EPC (Earnings per Click) is an important metric used by affiliate networks for reporting merchant or affiliate performance. What does it mean, and how should one read it?
Some affiliate networks provide merchants and affiliates with an EPC figure.
When looking at the merchant/advertiser list at Commission Junction, one can see data for 3-month and 7-day EPC:
When looking at merchant stats on ShareASale, one finds 7-day and 30-day EPC figures:
How should one read this metric?
EPC stands for Earnings per Click. Unfortunately, the very abbreviation is misleading. In actual reality, EPC figures reflect EPHC, or earnings per one hundred clicks sent by affiliates to the merchant’s website.

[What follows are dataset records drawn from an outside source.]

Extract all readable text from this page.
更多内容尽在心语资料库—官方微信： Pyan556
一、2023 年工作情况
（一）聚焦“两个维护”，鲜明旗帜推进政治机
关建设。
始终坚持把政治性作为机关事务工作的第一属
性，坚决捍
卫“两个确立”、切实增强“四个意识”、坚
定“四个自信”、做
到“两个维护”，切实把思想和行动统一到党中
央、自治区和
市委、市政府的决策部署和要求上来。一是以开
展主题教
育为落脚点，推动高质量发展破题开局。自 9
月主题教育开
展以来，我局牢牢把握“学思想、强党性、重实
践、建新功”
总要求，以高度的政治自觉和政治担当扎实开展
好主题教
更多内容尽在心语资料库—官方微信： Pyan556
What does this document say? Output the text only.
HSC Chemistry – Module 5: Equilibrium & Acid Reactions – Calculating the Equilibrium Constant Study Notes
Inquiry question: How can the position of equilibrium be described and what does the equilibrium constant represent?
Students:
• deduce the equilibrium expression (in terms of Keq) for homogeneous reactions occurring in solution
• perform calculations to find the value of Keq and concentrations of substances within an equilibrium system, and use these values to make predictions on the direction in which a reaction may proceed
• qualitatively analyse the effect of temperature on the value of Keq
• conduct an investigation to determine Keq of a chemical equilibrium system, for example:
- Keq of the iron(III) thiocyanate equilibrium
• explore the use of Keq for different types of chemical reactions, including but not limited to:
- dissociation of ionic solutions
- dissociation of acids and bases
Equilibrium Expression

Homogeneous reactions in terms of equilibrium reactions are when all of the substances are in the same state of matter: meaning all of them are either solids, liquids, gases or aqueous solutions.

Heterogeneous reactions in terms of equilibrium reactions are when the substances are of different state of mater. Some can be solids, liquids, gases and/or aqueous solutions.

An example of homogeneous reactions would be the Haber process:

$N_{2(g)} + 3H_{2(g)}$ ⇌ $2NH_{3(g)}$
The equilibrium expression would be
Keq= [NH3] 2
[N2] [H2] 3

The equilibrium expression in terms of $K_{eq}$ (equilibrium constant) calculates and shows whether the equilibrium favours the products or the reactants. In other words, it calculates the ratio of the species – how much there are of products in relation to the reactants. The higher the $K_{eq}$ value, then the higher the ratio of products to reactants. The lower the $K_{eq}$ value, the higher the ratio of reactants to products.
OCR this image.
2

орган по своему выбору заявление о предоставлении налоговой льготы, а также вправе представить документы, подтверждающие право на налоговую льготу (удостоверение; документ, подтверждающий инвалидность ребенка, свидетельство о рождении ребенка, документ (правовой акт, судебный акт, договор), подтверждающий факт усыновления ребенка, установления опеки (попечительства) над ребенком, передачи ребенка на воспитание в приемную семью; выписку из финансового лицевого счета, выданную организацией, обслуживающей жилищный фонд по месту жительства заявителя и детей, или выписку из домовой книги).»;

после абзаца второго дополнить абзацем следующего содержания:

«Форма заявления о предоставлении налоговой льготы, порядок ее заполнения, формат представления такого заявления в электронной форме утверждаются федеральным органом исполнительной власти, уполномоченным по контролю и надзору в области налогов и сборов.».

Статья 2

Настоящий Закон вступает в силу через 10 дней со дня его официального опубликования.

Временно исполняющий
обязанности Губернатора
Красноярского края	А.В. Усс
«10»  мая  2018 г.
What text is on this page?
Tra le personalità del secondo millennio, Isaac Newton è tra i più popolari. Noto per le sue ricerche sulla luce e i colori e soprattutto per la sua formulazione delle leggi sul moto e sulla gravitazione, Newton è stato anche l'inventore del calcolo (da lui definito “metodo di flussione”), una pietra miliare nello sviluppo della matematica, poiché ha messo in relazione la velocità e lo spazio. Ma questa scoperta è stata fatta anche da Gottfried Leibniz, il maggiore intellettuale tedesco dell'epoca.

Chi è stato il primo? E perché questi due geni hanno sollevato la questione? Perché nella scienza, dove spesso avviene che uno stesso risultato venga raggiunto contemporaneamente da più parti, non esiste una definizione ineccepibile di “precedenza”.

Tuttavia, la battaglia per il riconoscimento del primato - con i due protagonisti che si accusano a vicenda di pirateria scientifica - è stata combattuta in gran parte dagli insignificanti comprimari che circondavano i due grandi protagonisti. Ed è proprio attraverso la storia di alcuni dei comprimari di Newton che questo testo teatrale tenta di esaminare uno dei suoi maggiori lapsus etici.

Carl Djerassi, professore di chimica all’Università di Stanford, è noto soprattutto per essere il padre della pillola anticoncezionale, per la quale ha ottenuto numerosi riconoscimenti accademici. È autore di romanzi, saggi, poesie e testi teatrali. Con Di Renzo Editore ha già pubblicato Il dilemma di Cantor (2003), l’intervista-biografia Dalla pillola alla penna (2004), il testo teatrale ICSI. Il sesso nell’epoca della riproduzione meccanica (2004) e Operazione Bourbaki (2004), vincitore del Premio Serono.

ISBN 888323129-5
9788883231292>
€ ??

It is calculated as an average based on all affiliate traffic (and corresponding sales) sent to the merchant within the specified period of time. In other words, EPC reflects an average affiliate program’s payout per one hundred clicks.
By looking at the above screenshots, we can tell that over the period of the last 3 months, an average payout to AT&T affiliates has amounted to $88.65 per every 100 clicks sent to AT&T, while Adobe’s affiliates have been earning an average of $27.49 on every 100 clicks referred. Interestingly enough, Apple affiliates have been earning $37-38 per 100 clicks, regardless of the incredibly low 1% commission that this merchant is paying, which indicates that the brand converts extremely well (another example is, of course, Air France).
Based on the above elaborations, the formula for calculating EPC in the affiliate marketing context is:
EPC = Profit ÷ Clicks × 100
While Commission Junction does not display conversion rates (as ShareASale and AvantLink, for example, do), the EPC metric is still a good indicator of what to expect from an affiliate program. Without the data on the conversion ratio, and reversal rates, the EPC figures are by no means 100% transparent (and should not be read word for word), but it is still a good measurement to have, and more affiliate networks should be making it public.